- You will be responsible for designing, fine-tuning, and deploying LLM-based systems for real-time use cases such as QA automation, summarization, agent assistance, and conversational insights.

- The role involves building AI agents and intelligent workflows that integrate seamlessly with CRMs, telephony systems, and ticketing platforms.

- You will work closely with product and data teams to collect, clean, and structure large volumes of chat and call data for model training, while continuously experimenting with prompt engineering, retrieval-augmented generation (RAG), and fine-tuning techniques to improve response quality and reliability.

- You will also develop evaluation pipelines and performance metrics to monitor accuracy, latency, and cost in production, and collaborate with backend engineers to deploy models at scale through optimized APIs, caching strategies, and token cost controls.

- Staying current with the evolving LLM and open-source ecosystem-including tools like LangChain, OpenAI, Anthropic, Ollama, and HuggingFace-and bringing relevant innovations into production will be a key part of the role.

- The ideal candidate brings hands-on experience with Python, PyTorch or TensorFlow, and vector databases such as Pinecone, Weaviate, or FAISS, along with a practical understanding of the full LLM lifecycle from prompt design to fine-tuning and evaluation.

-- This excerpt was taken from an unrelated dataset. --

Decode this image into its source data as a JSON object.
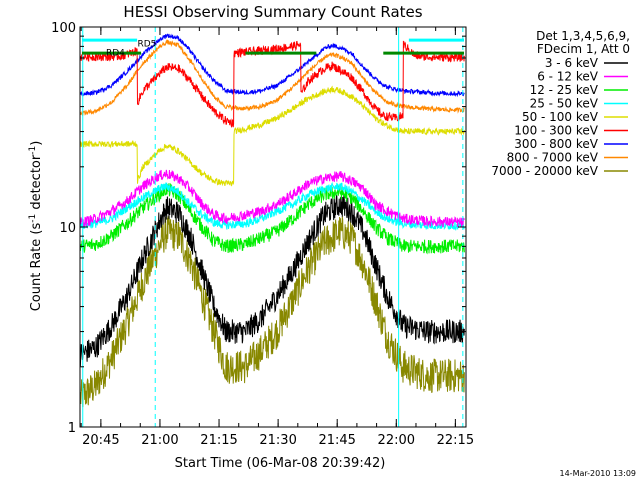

- Experience building AI-driven products or internal tools-particularly in areas like chatbots, call analytics, or NLP-is highly valued.

- You should be comfortable working with APIs, microservices, and integrations using frameworks like FastAPI or Flask, and have a solid grasp of data pipelines and MLOps tooling such as MLflow, Weights & Biases, and Docker.

- Bonus points for experience with agent frameworks like LangGraph, CrewAI, or AutoGen, or with speech-related technologies such as ASR, TTS, and voice-based QA systems.